Lesson: if the model is your memory layer, give it a memory it can read and write. Plain files beat a schema it has to round-trip through.
Where it was heading: a coding agent
In the simulation, Relay explored code read-only. It could trace a path and diagnose a bug, but a human still wrote the fix.
The next step was to let it write the fix too. The design ran Pi, a coding agent, as another teammate. Relay would spawn it in a git worktree to change code and open a PR, with the PR becoming just another surface on the task. The point was not generic code review. By the time a PR landed, Relay already knew why it existed, so it could review against intent:
Generic agent: "Consider adding error handling to this function."
Relay: "Marcus said the retry count should be 3 (Slack, March 20),
but this hardcodes 5. Check with him before merging."
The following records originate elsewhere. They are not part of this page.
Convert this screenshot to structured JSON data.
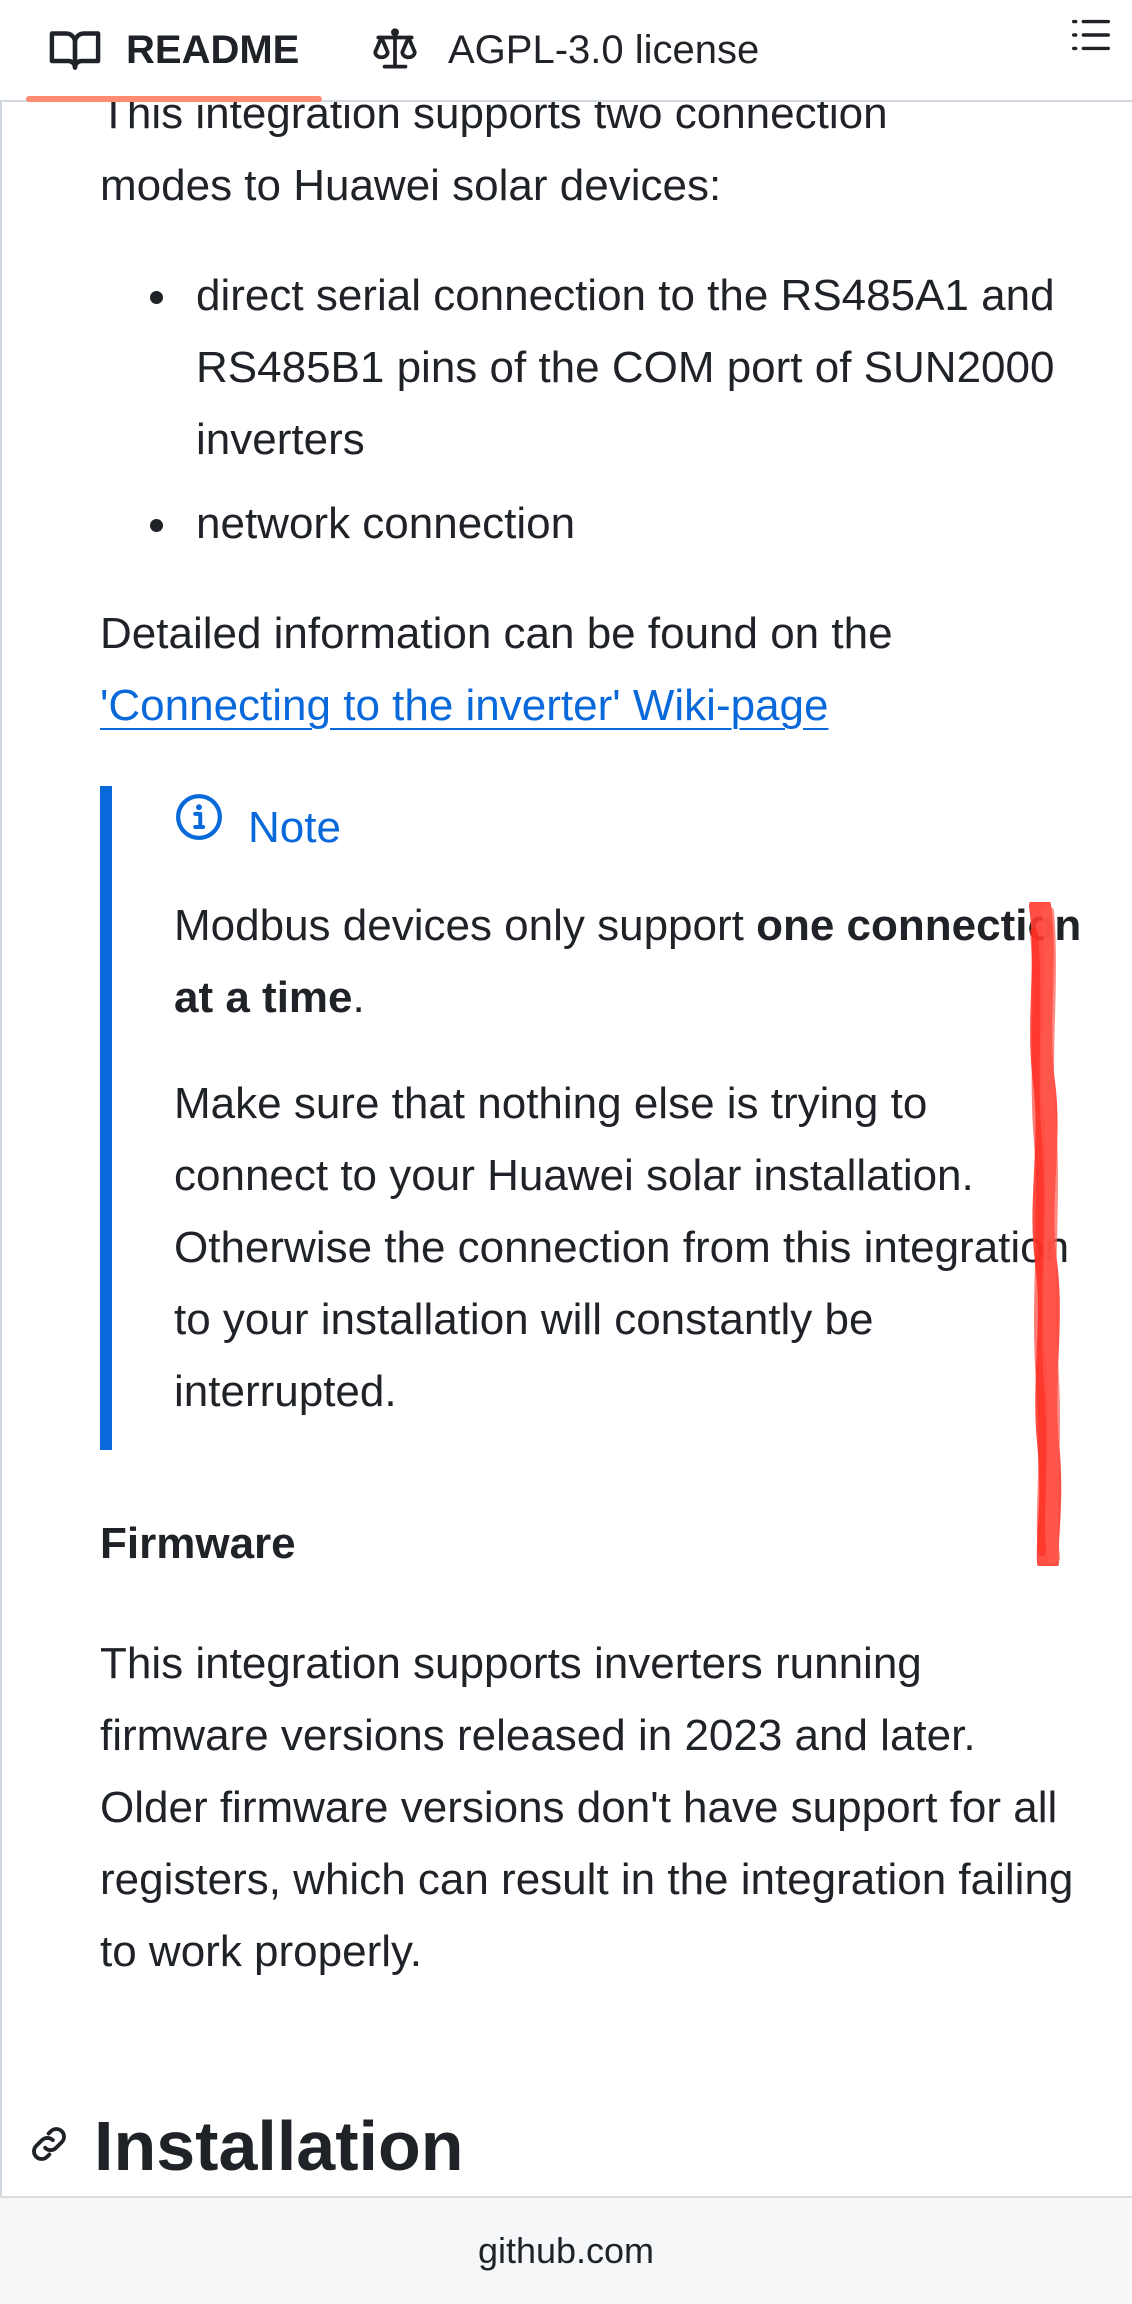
{
  "tabs": {
    "readme_label": "README",
    "license_label": "AGPL-3.0 license"
  },
  "intro": {
    "partial_line": "This integration supports two connection",
    "line2": "modes to Huawei solar devices:"
  },
  "modes": [
    "direct serial connection to the RS485A1 and RS485B1 pins of the COM port of SUN2000 inverters",
    "network connection"
  ],
  "detail": {
    "text": "Detailed information can be found on the",
    "link": "'Connecting to the inverter' Wiki-page"
  },
  "note": {
    "title": "Note",
    "p1_prefix": "Modbus devices only support ",
    "p1_bold": "one connection at a time",
    "p1_suffix": ".",
    "p2": "Make sure that nothing else is trying to connect to your Huawei solar installation. Otherwise the connection from this integration to your installation will constantly be interrupted."
  },
  "firmware": {
    "heading": "Firmware",
    "text": "This integration supports inverters running firmware versions released in 2023 and later. Older firmware versions don't have support for all registers, which can result in the integration failing to work properly."
  },
  "installation": {
    "heading": "Installation"
  },
  "footer": {
    "domain": "github.com"
  },
  "colors": {
    "link": "#0969da",
    "tab_underline": "#fd8c73",
    "scribble": "#ff3b30"
  }
}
That part stayed mostly design. The coordination layer is what we actually proved.
Was it worth building?
The architecture held up. The product did not.
It was close, not done. The coordination worked across the simulated week, but it still needed polishing before real production. The loop back to the delegator was inconsistent, a couple of new bugs got investigated but never tracked, and plenty of edges were still rough. We sunset before that work happened.
We sunset after a few months, and two reasons pushed us there, neither of them the architecture.
Trust. An AI teammate that messages your engineers and routes your escalations has to be trusted by the team. We were an unknown team asking for a lot of that on day one. Adoption stalled there, before the architecture got to matter.
The platform under us moved. While we built the orchestration layer, the model providers built agent orchestration into their own products. An independent layer like ours got commoditized.
What I would keep: the tiny kernel and the graph it navigates itself. Letting the model read its way to context, instead of pre-loading everything, is the part I would reach for again on the next agent I build.
What I would change: build less of it. We designed sleep cycles, knowledge tiers, and graph governance for a scale we never reached. The lean version was the whole idea. A small kernel, a graph, and a brain that reads and writes it. The rest was building for a team we did not have yet.